00 25/07/2008 09:05
“Tutto è fantasia e nient’altro che fantasia. L’uomo, quando parla, mentisce, e quando parla a se stesso, ossia quando pensa, sapendo che pensa, mentisce. Non vi è altra verità che la vita fisiologica. Le parole, questo prodotto sociale, sono state fatte per poter mentire. Ho udito dire dal nostro filosofo che la verità è, come la parola, un prodotto sociale, ciò a cui tutti credono, e proprio perché vi credono, s’intendono. Uno dei prodotti sociali è la menzogna…”.
Sentendosi leccare la mano esclamò: “Ah, sei qui Orfeo? Tu, siccome non parli, non menti, e credo persino che non ti sbagli perché non mentisci a te stesso. Tuttavia, come animale domestico, avrai appreso qualcosa dall’uomo… Non facciamo che mentire e sentirci importanti. La parola fu fatta per esagerare ogni nostra sensazione ed impressione… Forse per crearla. La parola, e qualsiasi altro genere d’espressione convenzionale, come il bacio e l’abbraccio… Ciascuno non fa altro che rappresentare la sua parte. Tutti personaggi, tutti maschere, tutti comici!
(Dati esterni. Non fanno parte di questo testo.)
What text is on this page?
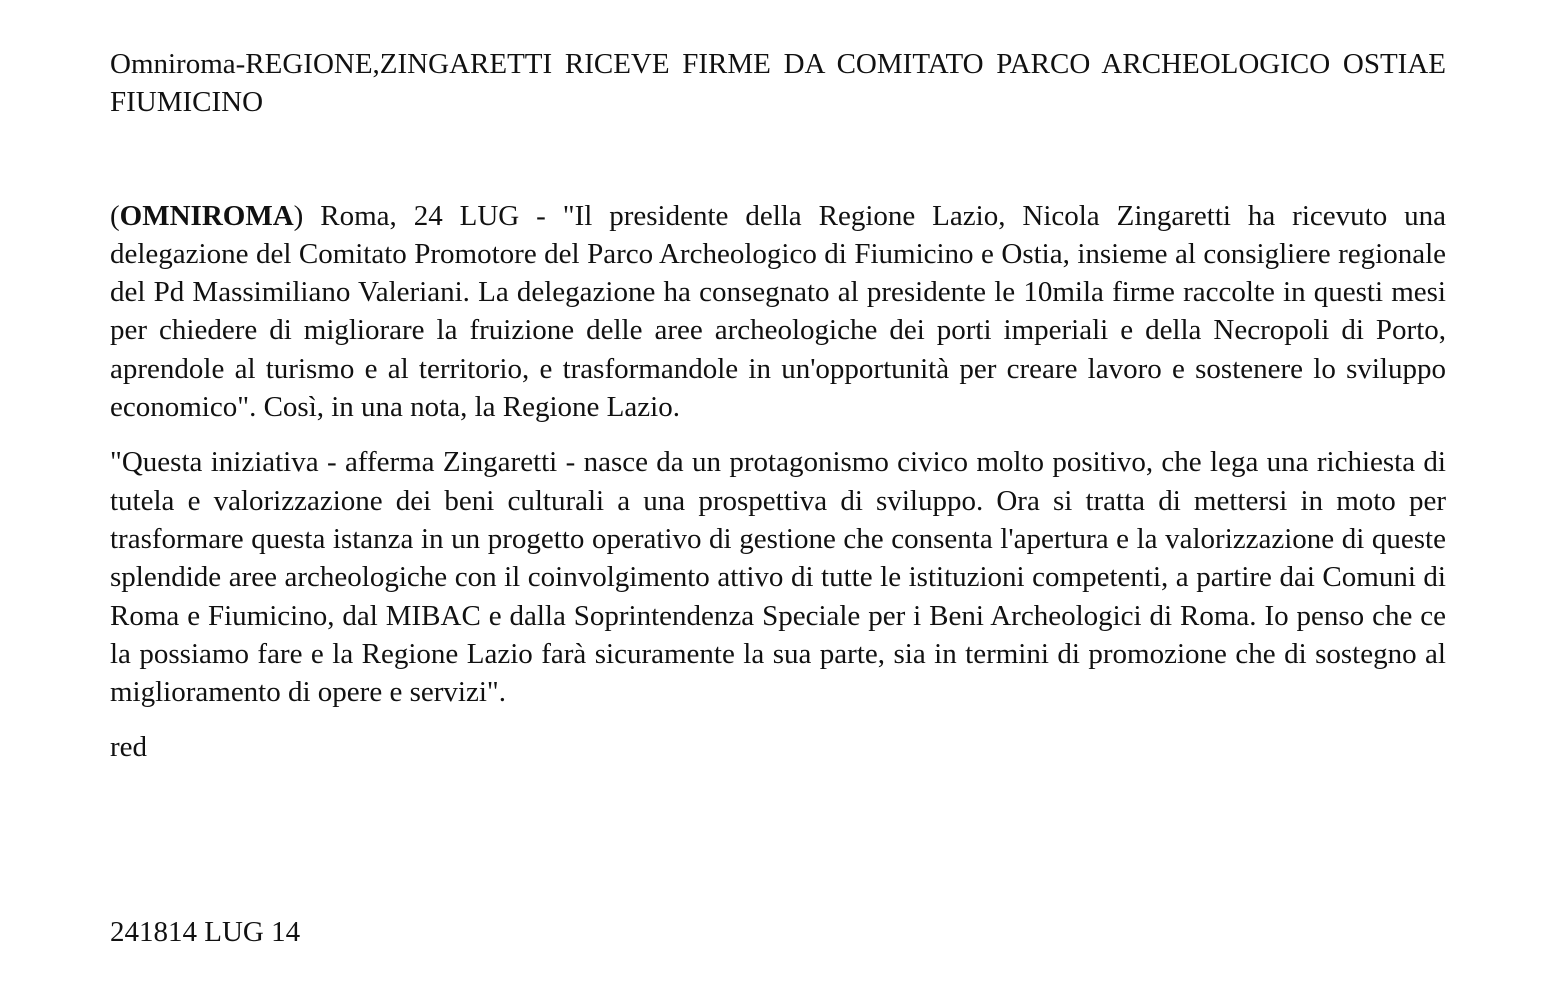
Omniroma-REGIONE,ZINGARETTI RICEVE FIRME DA COMITATO PARCO ARCHEOLOGICO OSTIAE FIUMICINO

(OMNIROMA) Roma, 24 LUG - "Il presidente della Regione Lazio, Nicola Zingaretti ha ricevuto una delegazione del Comitato Promotore del Parco Archeologico di Fiumicino e Ostia, insieme al consigliere regionale del Pd Massimiliano Valeriani. La delegazione ha consegnato al presidente le 10mila firme raccolte in questi mesi per chiedere di migliorare la fruizione delle aree archeologiche dei porti imperiali e della Necropoli di Porto, aprendole al turismo e al territorio, e trasformandole in un'opportunità per creare lavoro e sostenere lo sviluppo economico". Così, in una nota, la Regione Lazio.

"Questa iniziativa - afferma Zingaretti - nasce da un protagonismo civico molto positivo, che lega una richiesta di tutela e valorizzazione dei beni culturali a una prospettiva di sviluppo. Ora si tratta di mettersi in moto per trasformare questa istanza in un progetto operativo di gestione che consenta l'apertura e la valorizzazione di queste splendide aree archeologiche con il coinvolgimento attivo di tutte le istituzioni competenti, a partire dai Comuni di Roma e Fiumicino, dal MIBAC e dalla Soprintendenza Speciale per i Beni Archeologici di Roma. Io penso che ce la possiamo fare e la Regione Lazio farà sicuramente la sua parte, sia in termini di promozione che di sostegno al miglioramento di opere e servizi".

red

241814 LUG 14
Nessuno soffre e gode ciò che dice ed esprime, ma piuttosto crede di godere o di soffrire; se non fosse così, non si potrebbe vivere. In fondo siamo tranquilli, come me ora, qui, mentre mi rappresento da solo la mia commedia, nello stesso tempo attore e spettatore. Soltanto il dolore fisico uccide. L’unica verità è l’uomo fisiologico, quello che non parla, quello che non mentisce”.


Nebbia di M. de Unamuno è un bel percorso letterario. Un cammino a spirale lo definirei, dall’esterno verso l’interno, per giungere al centro della vita e della morte.
Grande profondità esistenziale ha voluto rappresentare il filosofo scrittore lasciandoci in eredità una delle risposte più convincenti: la nebbia si dissipa con la morte.

Quanta paura abbiamo noi uomini di parlare della morte! Siamo nati in un’epoca in cui si mentisce sulle emozioni che il pensiero della non esistenza può scatenare.
E si finge, si è infedeli e ci si nasconde persino.

Finchè non cade l’ente finzione che ci vuole spogli, esseri fisiologici con un corpo finito.

Eppure c’è un senso di infinito in questa opera letteraria, quella creazione che la potente mano dello scrittore/filosofo ha reso immortale. Un Augusto Pérez “ricordo”.

La nebbia si dissipa e il pensiero cade, eppure Augusto Pérez è reso immortale dalla raffigurazione della sua esistenza. E reinventa un Unamuno prima creatore e poi mortale, un rimando alla esistenza/non esistenza che fa di lui un altro Augusto Pérez che è destinato a vivere nella nebbia per poi morire.

Orfeo, nome con simbologia che dà al cane del protagonista, impersonerà alla fine dell’opera il senso della morte limpida e benaccetta: dopo una vita senza menzogne si muore per fedeltà al proprio padrone.
Quel sacrificio che il Sig. Miguel de Unamuno ha chiesto al suo personaggio.

Grazie Sergio per avermi donato questo bellissimo libro.